IL TRAFFICO DI BAMBINI
In alcune occasioni emergevano movimentazioni illecite di bambini in tenera età, accompagnati dalle madri e talvolta da esse momentaneamente affidati a un componente del sodalizio, nonché la strumentalizzazione della condizione di incertezza del migrante.
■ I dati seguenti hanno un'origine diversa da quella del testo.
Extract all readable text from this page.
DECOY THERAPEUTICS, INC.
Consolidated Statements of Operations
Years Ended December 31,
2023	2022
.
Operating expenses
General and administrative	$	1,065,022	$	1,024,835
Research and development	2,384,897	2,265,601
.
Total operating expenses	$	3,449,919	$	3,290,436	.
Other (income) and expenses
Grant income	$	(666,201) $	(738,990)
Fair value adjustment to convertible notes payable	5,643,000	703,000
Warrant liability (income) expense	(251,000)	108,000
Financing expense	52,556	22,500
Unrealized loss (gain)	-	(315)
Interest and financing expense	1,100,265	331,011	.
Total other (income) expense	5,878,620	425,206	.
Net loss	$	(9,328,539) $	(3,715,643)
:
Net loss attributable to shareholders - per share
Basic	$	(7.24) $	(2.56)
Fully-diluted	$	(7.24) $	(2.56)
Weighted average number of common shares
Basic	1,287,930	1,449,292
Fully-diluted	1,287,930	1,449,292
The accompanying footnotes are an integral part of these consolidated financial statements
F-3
Gli indagati, giunti in Italia a partire dal 2016, secondo la Procura di Catania “avrebbero dimostrato una non comune expertise criminale tanto che avrebbero affinato le tecniche di interazione con la clientela. La strategia consisteva nell’imbrigliare il migrante offrendogli quanto da esso atteso e anche di più e in fretta, portandolo sino a un punto di avanzamento delle operazioni tale da rendergli impossibile il rifiuto del servizio. Tra l’altro alcuni degli indagati, avrebbero approfittato in tal senso, del loro inserimento a vario titolo all’interno di strutture di accoglienza per migranti: per un verso accreditandosi presso i migranti per il fatto stesso di svolgere attività all’interno di dette strutture; per altro verso sfruttando tutte le informazioni per tale ragione disponibili circa i nuovi arrivi, le nazionalità e l’età dei potenziali clienti. Il sodalizio poteva contare su tre cellule: una nel Piemonte, una Ligura e un’altra nella stessa regione che agiva a Ventimiglia.
IL GIRO D’AFFARI
Sebbene la maggior parte dei movimenti dei flussi di denaro avvenisse in contanti l’analisi delle postepay in uso ad alcuni degli indagati consentiva di attestare che uno dei sodali aveva effettuato l’acquisto online di titoli di viaggio in un limitato arco temporale per un ammontare di circa 26.000 euro. Le carte avevano saldo zero, perché utilizzate come contenitore e subito svuotate con transazioni complessivamente ammontanti a 800.000 euro. Cifre parziali perché i flussi di denaro di rilievo avvengono utilizzando soggetti apparentemente non legati agli autori del reato.